L’accumulation nucléaire rapide que nous observons survient en réponse à une stimulation des neurones soit par le glutamate in vitro, soit par la cocaïne in vivo. L’étude de Finkbeiner a montré que le transport de Arc vers le noyau dépend de l’activation des voies de signalisation MEK-ERK, et PLC en réponse au BDNF (Korb et al., 2013). Dans nos deux modèles, il est envisageable que l’activation de la voie ERK soit impliquée dans la régulation du trafic nucléaire de Arc. Il est cependant difficile de répondre à cette question in vivo puisque l’activation de la voie ERK contrôle l’induction de la protéine.

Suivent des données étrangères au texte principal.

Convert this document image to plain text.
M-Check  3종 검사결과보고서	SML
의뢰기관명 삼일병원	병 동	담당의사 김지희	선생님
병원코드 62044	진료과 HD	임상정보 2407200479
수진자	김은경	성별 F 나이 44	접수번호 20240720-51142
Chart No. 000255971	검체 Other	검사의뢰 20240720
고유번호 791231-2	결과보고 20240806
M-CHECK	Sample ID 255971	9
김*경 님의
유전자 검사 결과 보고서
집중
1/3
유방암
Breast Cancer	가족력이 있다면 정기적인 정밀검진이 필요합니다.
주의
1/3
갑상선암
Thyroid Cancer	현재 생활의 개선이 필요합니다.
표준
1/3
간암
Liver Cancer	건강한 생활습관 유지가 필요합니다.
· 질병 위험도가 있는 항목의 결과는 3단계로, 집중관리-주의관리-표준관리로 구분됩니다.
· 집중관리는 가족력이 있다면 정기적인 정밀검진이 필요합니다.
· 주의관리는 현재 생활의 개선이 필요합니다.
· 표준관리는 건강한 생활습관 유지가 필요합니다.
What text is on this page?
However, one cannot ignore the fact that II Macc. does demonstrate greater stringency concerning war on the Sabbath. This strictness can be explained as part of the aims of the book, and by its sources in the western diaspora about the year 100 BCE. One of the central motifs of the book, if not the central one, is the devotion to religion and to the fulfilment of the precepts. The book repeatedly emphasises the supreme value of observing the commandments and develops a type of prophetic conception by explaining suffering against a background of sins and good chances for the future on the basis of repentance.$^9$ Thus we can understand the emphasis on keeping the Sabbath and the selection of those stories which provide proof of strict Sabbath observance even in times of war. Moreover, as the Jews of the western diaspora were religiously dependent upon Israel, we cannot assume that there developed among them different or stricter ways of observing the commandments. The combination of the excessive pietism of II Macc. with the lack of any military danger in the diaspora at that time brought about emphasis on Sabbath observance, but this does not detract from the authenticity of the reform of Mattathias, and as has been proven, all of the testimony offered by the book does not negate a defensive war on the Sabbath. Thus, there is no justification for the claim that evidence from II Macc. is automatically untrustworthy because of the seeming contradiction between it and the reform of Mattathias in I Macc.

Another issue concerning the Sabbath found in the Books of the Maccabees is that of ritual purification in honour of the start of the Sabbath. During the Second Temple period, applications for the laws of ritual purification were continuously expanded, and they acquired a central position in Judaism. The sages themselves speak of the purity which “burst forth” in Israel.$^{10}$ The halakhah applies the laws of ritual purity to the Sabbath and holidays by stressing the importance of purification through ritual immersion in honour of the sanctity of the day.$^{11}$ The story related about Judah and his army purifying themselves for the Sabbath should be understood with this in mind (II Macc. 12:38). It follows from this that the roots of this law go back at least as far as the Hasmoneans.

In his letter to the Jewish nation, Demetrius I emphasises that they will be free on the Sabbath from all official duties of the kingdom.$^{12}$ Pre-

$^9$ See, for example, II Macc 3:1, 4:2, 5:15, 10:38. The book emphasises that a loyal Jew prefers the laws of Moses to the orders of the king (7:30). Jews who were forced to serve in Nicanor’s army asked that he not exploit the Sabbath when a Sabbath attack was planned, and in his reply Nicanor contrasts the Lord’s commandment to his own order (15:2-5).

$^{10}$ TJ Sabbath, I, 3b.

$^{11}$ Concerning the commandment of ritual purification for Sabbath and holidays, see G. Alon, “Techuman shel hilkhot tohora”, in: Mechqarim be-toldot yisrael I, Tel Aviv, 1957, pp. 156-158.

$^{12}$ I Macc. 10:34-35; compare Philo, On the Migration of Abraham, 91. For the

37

Il serait en revanche possible d’étudier l’implication de ERK in vitro, dans un modèle de transfection de MSN en culture tel que celui que nous avons utilisé et dans lequel la protéine Arc fusionnée à la GFP serait exprimée indépendamment de l’activité de ERK. Dans ce cas, l’application d’un inhibiteur de ERK avant le traitement par le glutamate permettrait d’évaluer le rôle de ERK dans la translocation nucléaire de la protéine. Bien qu’informatives, ces expériences n’ont pas été réalisées car notre étude étant majoritairement centrée sur la caractérisation du rôle de Arc en aval de ERK in vivo dans le contexte d’une exposition à la cocaïne Il est envisageable également que des modifications post-traductionnelles de la protéine soient engagées dans sa translocation nucléaire. Des observations issues du groupe du Pr. Bramaham indiquent que la sumoylation de Arc diminue sa localisation nucléaire et augment son expression dans la fraction cytoplasmique associée au cytosquelette (Bramham et al., 2010). Ces observations

évoquées dans une revue restent non publiées à ce jour et aucun mécanisme précis n’est proposé pour expliquer le lien entre la sumoylation de la protéine et son trafic nucléaire. Si l’expression nucléaire de Arc augmente rapidement après l’injection de cocaïne, elle s’est également révélée très transitoire et revient à son niveau basal rapidement après son pic d’induction. Le transport de Arc hors du noyau n’est pas associé à une relocalisation cytoplasmique puisque la diminution de l’expression nucléaire est synchrone avec la diminution de l’expression totale de la protéine. Cette diminution dépend donc très certainement des mécanismes de dégradation de la protéine. Certains mécanismes de dégradation ont été décrits dans le compartiment nucléaire et il est n’est donc pas possible d’exclure totalement que la protéine soit dégradée en partie dans le noyau. La voie canonique de dégradation des protéines est cependant majoritairement cytoplasmique et l’export nucléaire de Arc semble un prérequis important à sa dégradation. Etant donnée la finesse de la régulation de l’expression de Arc à de multiples étapes, il est envisageable que son export soit également soumis à un contrôle étroitement lié à l’activité neuronale. Sa rétention ainsi que son transport à l’extérieur du noyau par des mécanismes régulés par l’activité synaptiques pourraient ainsi contribuer à un contrôle fin de sa fenêtre d’induction nucléaire. Ceci semble critique pour la régulation de ses fonctions au sein du noyau et notamment la restriction temporelle de son activité dans ce compartiment.